Secondary endpoints included scores on the Female Sexual Function Index (FSFI), Global Assessment Questionnaire, and the Female Sexual Distress Scale.

Overall, 33% of women allocated to placebo had improvement in satisfactory sexual encounters, compared with 46.3%, 43.5%, and 53.9% of women in the alprostadil groups (P=0.0400 to P=0.0002).

The study population consisted of 168 women ages 21 to 45 and 206 women ages 46 to 65, for a total of 374 in an intent-to-treat analysis. Evaluation of the primary endpoint by age group showed that 33% of placebo-treated patients had improvement regardless of age.

Age-stratified response rates differed across the alprostadil dose groups, but a higher proportion of women in each group had improvement compared with placebo. In the 500-µg arm, 49% of older women and 42% of younger women improved. In the 700-µg arm, 46% of younger women and 41% of older women improved.

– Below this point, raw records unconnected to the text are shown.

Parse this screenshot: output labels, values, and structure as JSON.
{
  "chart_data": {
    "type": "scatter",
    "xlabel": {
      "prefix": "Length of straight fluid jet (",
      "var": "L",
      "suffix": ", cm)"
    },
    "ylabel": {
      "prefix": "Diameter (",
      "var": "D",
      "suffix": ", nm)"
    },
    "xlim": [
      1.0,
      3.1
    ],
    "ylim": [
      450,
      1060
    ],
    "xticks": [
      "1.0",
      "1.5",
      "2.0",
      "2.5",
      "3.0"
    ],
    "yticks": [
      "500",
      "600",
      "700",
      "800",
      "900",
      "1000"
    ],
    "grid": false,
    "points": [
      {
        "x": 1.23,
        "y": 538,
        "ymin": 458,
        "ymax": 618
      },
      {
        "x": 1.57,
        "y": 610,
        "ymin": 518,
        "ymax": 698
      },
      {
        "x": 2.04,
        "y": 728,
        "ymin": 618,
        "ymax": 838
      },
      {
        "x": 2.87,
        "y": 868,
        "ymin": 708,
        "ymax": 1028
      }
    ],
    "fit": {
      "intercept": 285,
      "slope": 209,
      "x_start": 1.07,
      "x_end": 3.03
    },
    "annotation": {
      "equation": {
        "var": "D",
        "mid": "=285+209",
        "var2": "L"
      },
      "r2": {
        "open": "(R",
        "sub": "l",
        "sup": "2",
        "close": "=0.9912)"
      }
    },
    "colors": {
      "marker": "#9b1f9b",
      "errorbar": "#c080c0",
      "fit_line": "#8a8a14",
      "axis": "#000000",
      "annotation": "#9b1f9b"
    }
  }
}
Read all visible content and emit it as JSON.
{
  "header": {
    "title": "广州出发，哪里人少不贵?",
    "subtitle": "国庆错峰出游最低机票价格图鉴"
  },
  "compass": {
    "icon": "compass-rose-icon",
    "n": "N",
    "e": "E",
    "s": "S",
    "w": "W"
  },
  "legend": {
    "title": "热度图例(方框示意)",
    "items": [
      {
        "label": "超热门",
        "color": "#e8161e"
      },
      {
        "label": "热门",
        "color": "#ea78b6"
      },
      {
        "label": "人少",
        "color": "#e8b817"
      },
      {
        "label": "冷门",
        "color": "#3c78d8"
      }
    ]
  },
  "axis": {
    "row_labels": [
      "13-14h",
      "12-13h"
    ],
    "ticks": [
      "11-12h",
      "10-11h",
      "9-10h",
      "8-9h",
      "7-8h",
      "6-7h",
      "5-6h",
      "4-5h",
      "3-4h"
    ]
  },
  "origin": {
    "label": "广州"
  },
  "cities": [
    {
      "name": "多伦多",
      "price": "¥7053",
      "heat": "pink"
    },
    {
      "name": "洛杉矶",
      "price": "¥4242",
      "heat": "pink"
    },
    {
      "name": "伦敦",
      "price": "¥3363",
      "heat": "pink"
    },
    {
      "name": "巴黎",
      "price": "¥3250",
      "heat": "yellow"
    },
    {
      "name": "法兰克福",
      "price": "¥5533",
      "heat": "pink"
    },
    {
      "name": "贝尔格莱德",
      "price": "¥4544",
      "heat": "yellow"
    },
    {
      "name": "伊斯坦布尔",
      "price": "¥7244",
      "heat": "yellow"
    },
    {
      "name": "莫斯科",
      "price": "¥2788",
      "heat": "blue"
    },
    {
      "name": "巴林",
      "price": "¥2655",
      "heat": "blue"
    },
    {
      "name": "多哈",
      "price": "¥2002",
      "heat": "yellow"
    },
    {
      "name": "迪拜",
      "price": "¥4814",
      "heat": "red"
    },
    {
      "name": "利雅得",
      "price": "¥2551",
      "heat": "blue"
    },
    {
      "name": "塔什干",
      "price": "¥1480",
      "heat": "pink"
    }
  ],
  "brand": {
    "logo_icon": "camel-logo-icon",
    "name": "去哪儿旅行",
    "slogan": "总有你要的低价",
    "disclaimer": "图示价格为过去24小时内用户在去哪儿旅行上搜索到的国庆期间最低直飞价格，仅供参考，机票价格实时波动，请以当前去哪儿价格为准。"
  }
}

The highest response rate occurred among younger women randomized to 900 µg of alprostadil, as they reported that 61% of sexual encounters were satisfactory (P<0.005 versus placebo). Older women had a 47% response rate.

With respect to secondary endpoints, younger women randomized to the highest concentration of topical alprostadil derived the greatest benefit versus placebo.

Moreover, only the 900 µg-arm had statistically significant improvement versus placebo for all six domains of the FSFI, regardless of patient age.